La réglementation se durcit, surtout dans l’UE
Afin de parvenir à une réduction globale des émissions de GES des navires, l’OMI souhaite également instaurer plusieurs mécanismes : une mesure fondée sur le marché de type taxe ou marché carbone, une réglementation relative au cycle de vie des carburants et une autre pour inciter à l’utilisation des carburants renouvelables et bas carbone. « La stratégie adoptée par l’OMI en 2018 vise à diviser par deux les émissions de GES du secteur d’ici à 2050 par rapport à 2008 », précise Frédéric Moncany de Saint-Aignan, président du Cluster Maritime Français (CMF) qui regroupe 460 acteurs de l’économie maritime. On se dirige donc vers un système de plus en plus contraignant qui pourrait conduire à l'arrêt d'un certain nombre de navires.
La société de classification American Bureau of Shipping estime que 85 % des pétroliers et des vraquiers existants auront des difficultés à respecter l’EEXI, ce qui représente plus de 18 000 unités. D’autant plus qu’en Europe, les règles seront encore plus dures. Une ambition présente dans le paquet législatif Fit for 55. « L’UE va notamment adopter un cadre pour mettre un prix sur le carbone émis par le transport maritime, en l’intégrant progressivement au système ETS d’ici 2026 », précise Fanny Pointet, responsable transport durable pour l’ONG Transport & Environment (T&E). Elle va aussi entériner un règlement baptisé Fuel EU Maritime qui vise à faciliter l’accès aux carburants alternatifs. La filière doit donc faire sa transition, et vite. En premier lieu, elle doit travailler sur l’efficacité énergétique de ses embarcations. « Elle peut les alléger, optimiser leurs routes de navigations, réduire leur vitesse », avance Frédéric Moncany de Saint-Aignan. Le volume de CO2 émis par tonne de marchandise par kilomètre a déjà été réduit de 20 à 30 % entre 2008 et 2019 grâce à la modernisation des navires. Puis elle devra se pencher sur des motorisations alternatives qui nécessiteront des ruptures technologiques plus importantes.

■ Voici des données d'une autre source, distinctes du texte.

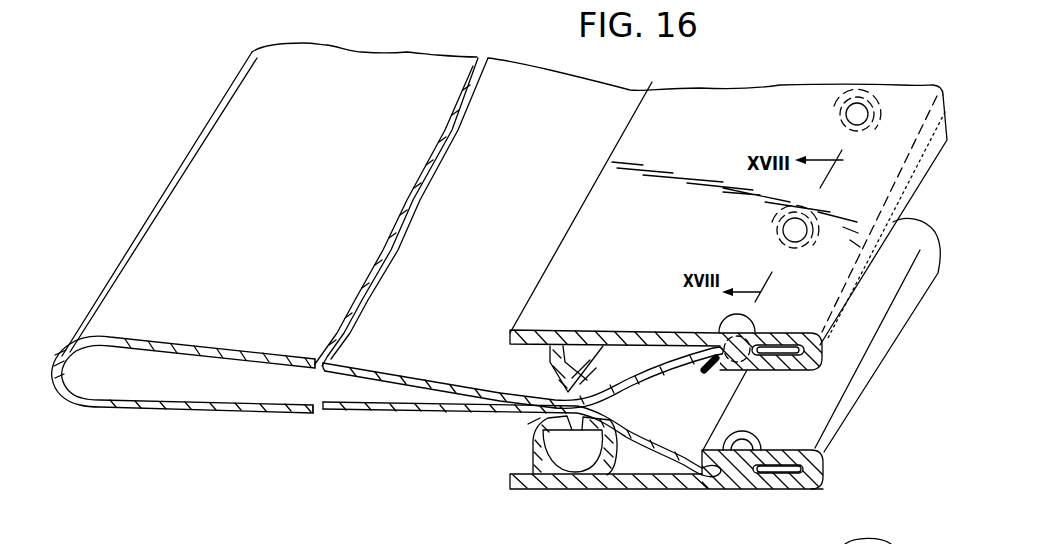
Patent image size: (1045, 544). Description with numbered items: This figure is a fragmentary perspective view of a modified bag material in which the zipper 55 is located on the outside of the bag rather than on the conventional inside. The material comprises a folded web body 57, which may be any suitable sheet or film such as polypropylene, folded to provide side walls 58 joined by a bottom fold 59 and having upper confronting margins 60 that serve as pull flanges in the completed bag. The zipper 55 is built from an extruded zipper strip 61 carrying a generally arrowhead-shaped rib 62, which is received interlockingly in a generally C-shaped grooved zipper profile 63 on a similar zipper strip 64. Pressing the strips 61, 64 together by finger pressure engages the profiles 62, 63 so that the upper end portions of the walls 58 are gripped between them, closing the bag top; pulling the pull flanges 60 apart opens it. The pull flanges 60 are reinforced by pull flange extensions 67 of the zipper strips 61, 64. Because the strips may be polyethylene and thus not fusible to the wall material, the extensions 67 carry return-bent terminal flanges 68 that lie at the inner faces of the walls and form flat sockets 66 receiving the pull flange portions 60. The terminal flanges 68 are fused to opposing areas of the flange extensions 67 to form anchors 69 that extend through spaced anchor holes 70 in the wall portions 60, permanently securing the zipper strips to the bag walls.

The zipper 55 is at (527, 425).
The folded web body 57 is at (157, 418).
The side walls 58 is at (326, 405).
The bottom fold 59 is at (55, 362).
The confronting margins 60 is at (790, 450).
The extruded zipper strip 61 is at (555, 280).
The arrowhead shape cross section profile rib 62 is at (560, 368).
The C-shaped cross section grooved zipper profile 63 is at (540, 438).
The zipper strip 64 is at (606, 481).
The flat sockets 66 is at (818, 350).
The pull flange extensions 67 is at (694, 332).
The terminal flanges 68 is at (772, 450).
The anchors 69 is at (790, 227).
The anchor holes 70 is at (760, 489).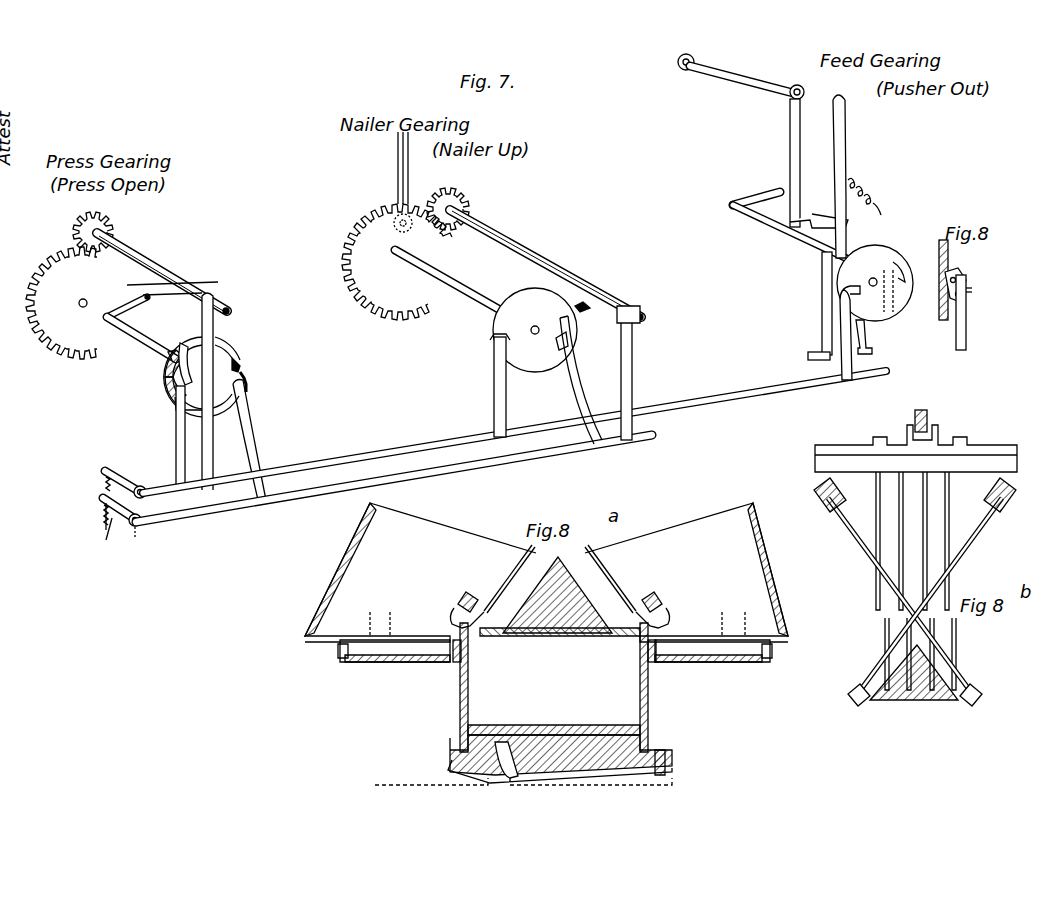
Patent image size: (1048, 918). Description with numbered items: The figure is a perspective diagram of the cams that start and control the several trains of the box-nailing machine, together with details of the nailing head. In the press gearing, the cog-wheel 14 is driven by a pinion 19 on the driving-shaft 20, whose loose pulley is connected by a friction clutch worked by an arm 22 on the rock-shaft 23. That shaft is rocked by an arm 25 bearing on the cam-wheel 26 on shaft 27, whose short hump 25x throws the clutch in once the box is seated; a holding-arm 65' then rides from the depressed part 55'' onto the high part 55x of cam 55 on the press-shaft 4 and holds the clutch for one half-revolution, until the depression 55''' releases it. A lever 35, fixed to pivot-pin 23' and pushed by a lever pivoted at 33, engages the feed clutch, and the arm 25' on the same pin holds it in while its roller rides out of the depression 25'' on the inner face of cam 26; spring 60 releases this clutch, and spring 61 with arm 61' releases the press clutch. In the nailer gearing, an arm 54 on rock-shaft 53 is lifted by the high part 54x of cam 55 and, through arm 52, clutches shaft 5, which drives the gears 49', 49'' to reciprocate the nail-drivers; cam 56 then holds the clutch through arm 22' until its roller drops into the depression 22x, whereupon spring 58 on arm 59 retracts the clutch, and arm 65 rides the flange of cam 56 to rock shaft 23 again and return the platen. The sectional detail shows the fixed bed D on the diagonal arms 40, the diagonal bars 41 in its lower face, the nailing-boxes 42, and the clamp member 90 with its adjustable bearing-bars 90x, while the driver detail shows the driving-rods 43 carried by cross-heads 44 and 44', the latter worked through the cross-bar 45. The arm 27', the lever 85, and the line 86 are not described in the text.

In FIG. 7, the press-shaft 4 is at (127, 343).
In FIG. 7, the shaft 5 is at (547, 268).
In FIG. 7, the cog-wheel 14 is at (77, 333).
In FIG. 7, the pinion 19 is at (108, 220).
In FIG. 7, the driving-shaft 20 is at (187, 292).
In FIG. 7, the arm 22 is at (232, 391).
In FIG. 7, the arm 22' is at (587, 380).
In FIG. 7, the depression 22x is at (562, 350).
In FIG. 7, the rock-shaft 23 is at (514, 432).
In FIG. 7, the pivot-pin 23' is at (790, 364).
In FIG. 7, the arm 25 is at (816, 316).
In FIG. 7, the lever-arm 25' is at (888, 338).
In FIG. 8, the lever-arm 25' is at (983, 312).
In FIG. 8, the depression 25'' is at (971, 280).
In FIG. 7, the hump 25x is at (898, 285).
In FIG. 7, the cam-wheel 26 is at (883, 248).
In FIG. 7, the shaft 27 is at (786, 235).
In FIG. 7, the feed rod arm 27' is at (751, 186).
In FIG. 7, the pivot 33 is at (790, 128).
In FIG. 7, the lever 35 is at (848, 172).
In FIG. 8A, the diagonal arms 40 is at (546, 572).
In FIG. 8A, the diagonal bars 41 is at (640, 582).
In FIG. 8A, the nailing-boxes 42 is at (481, 615).
In FIG. 8B, the nailing-boxes 42 is at (848, 692).
In FIG. 8B, the driving-rods 43 is at (924, 582).
In FIG. 8B, the cross-heads 44 is at (903, 582).
In FIG. 8B, the cross-heads 44' is at (916, 445).
In FIG. 8B, the cross-bar 45 is at (938, 403).
In FIG. 7, the gear 49' is at (465, 201).
In FIG. 7, the gear 49'' is at (429, 235).
In FIG. 7, the arm 52 is at (634, 368).
In FIG. 7, the rock-shaft 53 is at (547, 452).
In FIG. 7, the arm 54 is at (262, 450).
In FIG. 7, the high part 54x is at (165, 392).
In FIG. 7, the cam 55 is at (178, 377).
In FIG. 7, the high part 55x is at (191, 356).
In FIG. 7, the depressed part 55'' is at (154, 419).
In FIG. 7, the depression 55''' is at (261, 375).
In FIG. 7, the cam 56 is at (508, 326).
In FIG. 7, the spring 58 is at (102, 522).
In FIG. 7, the arm 59 is at (118, 530).
In FIG. 7, the spring 60 is at (878, 190).
In FIG. 7, the spring 61 is at (90, 474).
In FIG. 7, the arm 61' is at (143, 474).
In FIG. 7, the arm 65 is at (476, 385).
In FIG. 7, the holding-arm 65' is at (151, 436).
In FIG. 8A, the nail box 85 is at (522, 740).
In FIG. 8A, the base line 86 is at (410, 768).
In FIG. 8A, the clamp member 90 is at (418, 648).
In FIG. 8A, the adjustable bearing-bars 90x is at (667, 700).
In FIG. 8A, the bed D is at (566, 615).
In FIG. 8B, the bed D is at (918, 690).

« Le problème, c’est que les constructeurs ont bien du mal à connaître le mode de propulsion le plus adapté. Chaque type de navire aura sa propre technologie contrairement à aujourd’hui où tous fonctionnent au fioul. Sur des trajets courts, on peut imaginer de l’électrique sur batteries. Sur des trajets très longs, du GNL, e-methane, e-methanol, de l’hydrogène ou de l’assistance vélique. Une hybridation entre ces technologies est aussi possible », estime le président du CMF. Cela complexifiera les infrastructures portuaires, en y faisant cohabiter différents carburants et dispositifs de stockage. La réglementation et la formation des personnels, en particulier concernant la sécurité, devront être adaptées. Pour échanger autour de ces thématiques, CMF vient de créer un Institut pour la Transition écologique et énergétique du Maritime (T2EM).

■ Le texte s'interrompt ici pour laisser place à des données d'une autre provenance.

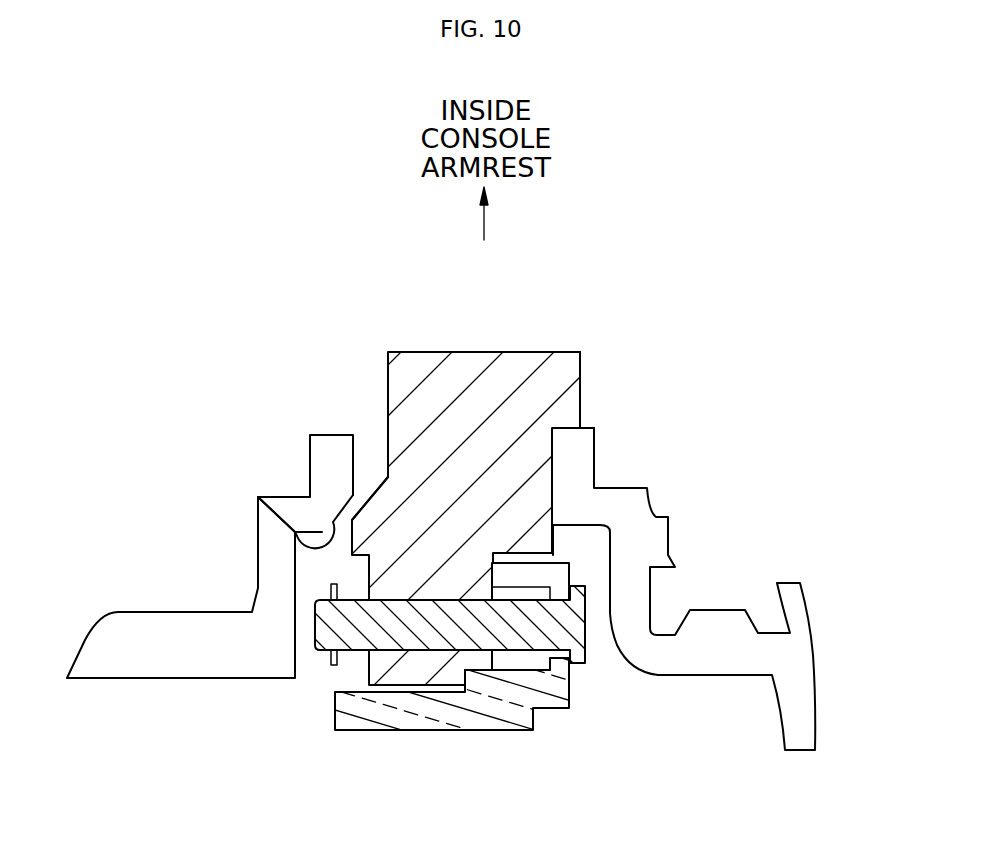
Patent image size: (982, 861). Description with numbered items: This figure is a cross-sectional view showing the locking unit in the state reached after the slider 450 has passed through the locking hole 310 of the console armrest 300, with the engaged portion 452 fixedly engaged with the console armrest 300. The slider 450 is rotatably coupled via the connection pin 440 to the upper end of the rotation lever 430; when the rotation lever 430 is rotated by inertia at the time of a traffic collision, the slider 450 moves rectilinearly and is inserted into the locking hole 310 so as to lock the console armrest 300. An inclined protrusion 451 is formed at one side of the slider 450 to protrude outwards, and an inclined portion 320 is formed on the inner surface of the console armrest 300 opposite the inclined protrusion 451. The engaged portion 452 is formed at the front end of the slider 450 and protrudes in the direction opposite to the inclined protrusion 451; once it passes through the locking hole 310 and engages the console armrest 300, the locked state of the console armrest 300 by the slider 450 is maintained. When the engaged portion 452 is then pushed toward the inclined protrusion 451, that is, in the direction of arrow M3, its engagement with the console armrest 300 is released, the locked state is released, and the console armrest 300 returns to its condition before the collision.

The console armrest 300 is at (120, 640).
The locking hole 310 is at (353, 447).
The inclined portion 320 is at (313, 545).
The rotation lever 430 is at (443, 716).
The connection pin 440 is at (553, 622).
The slider 450 is at (422, 373).
The inclined protrusion 451 is at (355, 533).
The engaged portion 452 is at (565, 380).
The arrow M3 is at (600, 390).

GNL : une fausse bonne idée ?
La conversion du diesel au gaz naturel liquéfié (GNL) offrirait une amélioration de 25 % de l’EEXI. La compagnie d’affrètement CMA CGM mise en particulier sur ce carburant. Selon elle, « le GNL est la meilleure solution actuellement disponible pour réduire l’impact environnemental du transport maritime. [Il] a un impact très positif sur la qualité de l’air : suppression de 91 % des émissions de particules fines, de 99 % des émissions d’oxydes de soufre (allant au-delà des réglementations internationales en vigueur) et de 92 % des émissions d’oxydes d’azote. Ce combustible présente […] une première étape dans la réduction des émissions de GES, par rapport au VLSFO (Very low sulphur fuel oil) utilisé majoritairement par l’industrie du transport maritime pour réduire les émissions d’oxydes de soufre ». Elle chiffre cette réduction à 20 % par rapport à un navire classique. Cette argumentation est réfutée par l’ONG Transport & Environment (T&E). Dans une enquête, l’association démontre que ces bateaux libèrent d’importantes quantités de méthane (CH4) dans l’atmosphère. À l’aide d’une caméra infrarouge dotée d’un filtre spécial permettant de détecter les gaz d’hydrocarbures, elle a filmé des navires dans le port de Rotterdam. Les images du « Louvre », opéré par la CMA CGM, établissent des émissions d’hydrocarbures non brûlés libérées dans l’atmosphère par les trois cheminées d’échappement. Les enregistrements de l’« Éco-Delta » ont confirmé ce problème.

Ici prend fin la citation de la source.